Ethiopian ceremony for a new baby

            This past weekend I got to see some PCVs (Peace Corps Volunteers). It was so great getting to see some of the people I had gotten close to during training. But as soon as I stepped back into my house I felt a rush of sadness. I was reminded that I was alone. It is not as simple as it may seem to spend a couple days with several people and then suddenly go back home to emptiness. Finding a balance between the two is part of this whole experience. Because there were moments over the weekend where I felt overwhelmed being around all the PCVs. I’ve been by myself for 7 weeks now so to go from one extreme to the other is challenging. If I stay alone too long I feel sad, but if I hang around other PCVs for too long and am away from my home I don’t like that either.
            As soon as I arrived home I went to bed and slept for a couple hours because emotionally, I wasn’t feeling great. I then received a text message from my neighbor inviting me to a bunna (coffee) ceremony that afternoon. I wasn’t really feeling up to it, but I need to make friends so even though I wasn’t in a state of mind to go, I felt it was the right thing to do. I’m so glad I ended up going. My neighbors are a Dutch couple that work for VSO at the hospital here in Butajira. They have their 2 little children with them and they had invited some other neighbors for the ceremony. So I got to meet some more people that live on my street.

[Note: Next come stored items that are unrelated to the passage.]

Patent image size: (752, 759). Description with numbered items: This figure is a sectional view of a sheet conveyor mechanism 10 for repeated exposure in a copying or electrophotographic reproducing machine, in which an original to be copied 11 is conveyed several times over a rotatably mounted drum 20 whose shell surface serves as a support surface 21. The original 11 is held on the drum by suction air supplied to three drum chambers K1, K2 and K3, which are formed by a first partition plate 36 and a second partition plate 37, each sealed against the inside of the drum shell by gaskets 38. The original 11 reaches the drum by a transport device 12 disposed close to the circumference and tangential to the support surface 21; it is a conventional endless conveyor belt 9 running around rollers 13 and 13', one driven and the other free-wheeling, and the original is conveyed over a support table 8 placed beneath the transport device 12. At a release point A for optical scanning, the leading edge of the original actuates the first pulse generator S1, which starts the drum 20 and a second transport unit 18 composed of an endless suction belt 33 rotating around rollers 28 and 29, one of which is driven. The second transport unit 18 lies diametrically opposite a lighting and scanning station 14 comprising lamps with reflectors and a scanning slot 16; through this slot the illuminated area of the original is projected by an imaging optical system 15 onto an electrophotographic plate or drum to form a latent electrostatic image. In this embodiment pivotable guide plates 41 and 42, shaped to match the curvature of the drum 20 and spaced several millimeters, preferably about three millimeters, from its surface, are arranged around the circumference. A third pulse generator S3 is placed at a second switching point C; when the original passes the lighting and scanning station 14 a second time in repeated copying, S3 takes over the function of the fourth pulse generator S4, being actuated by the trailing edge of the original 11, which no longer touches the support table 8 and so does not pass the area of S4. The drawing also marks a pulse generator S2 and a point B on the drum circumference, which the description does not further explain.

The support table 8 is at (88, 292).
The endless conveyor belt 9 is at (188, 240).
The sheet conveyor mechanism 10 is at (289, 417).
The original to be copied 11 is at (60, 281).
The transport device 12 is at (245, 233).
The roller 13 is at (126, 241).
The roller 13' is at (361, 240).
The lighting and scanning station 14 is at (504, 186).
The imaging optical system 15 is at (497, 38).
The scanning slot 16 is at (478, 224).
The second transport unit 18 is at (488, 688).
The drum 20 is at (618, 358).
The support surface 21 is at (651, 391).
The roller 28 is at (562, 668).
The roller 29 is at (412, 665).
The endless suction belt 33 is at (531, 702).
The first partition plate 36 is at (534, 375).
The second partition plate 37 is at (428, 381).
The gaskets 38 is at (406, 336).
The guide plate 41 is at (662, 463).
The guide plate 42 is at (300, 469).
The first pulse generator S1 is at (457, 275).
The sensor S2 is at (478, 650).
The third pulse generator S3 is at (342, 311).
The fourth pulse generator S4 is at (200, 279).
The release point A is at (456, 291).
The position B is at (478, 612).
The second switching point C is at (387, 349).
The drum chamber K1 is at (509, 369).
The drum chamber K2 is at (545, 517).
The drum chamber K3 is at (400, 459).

As I was socializing with the group, that sadness that I had felt after leaving my friends went away and I forgot that I had been upset in the first place.
            The Ethiopian woman that was making the coffee for us told me that a woman on the street behind ours had just had a baby. It is custom in Ethiopia that on the fifth day of a baby’s birth, a ceremony for the woman be held. People from the neighborhood come over to the mother’s house to visit her and her baby. Bunna is offered to all the guests and a local food called gunfo. Ethiopians describe gunfo to me as porridge. It tastes like raw dough and in the middle there is butter that you dip the dough into. Women eat a lot of this after giving birth because it helps them regain their strength. I really don’t like it but it is considered rude not to eat when food is offered to you, so I took little tiny bites, hoping it was enough. We ate in the mother’s bedroom as she was laying and resting on her bed with the baby. There were chairs set aside in her bedroom for visitors. Every time I put my spoon back down, the mother would say, “Helena, please, eat more.” So I had to take more little bites. I was there for probably about 45 minutes and in that span of time people kept coming into the bedroom to greet the mother and wish her well. Afterwards they would all gather in the living room to eat, drink, and talk. It felt great to be a part of such an important ceremony and something that is truly Ethiopian. I enjoyed seeing people from the community that I knew and talking to them. It felt like I was part of their celebration and more importantly that I was becoming part of this community.

            Whenever I have bad days or I feel sad I find that my mood changes completely when I go visit people. As time goes on I’m realizing that even though I may be far away from my friends and family back home and my other PCV friends, I’m making friends here, in my town. And even though my Amharic is not good and I am often limited in what I can say, it doesn’t stop me from finding happiness with these people.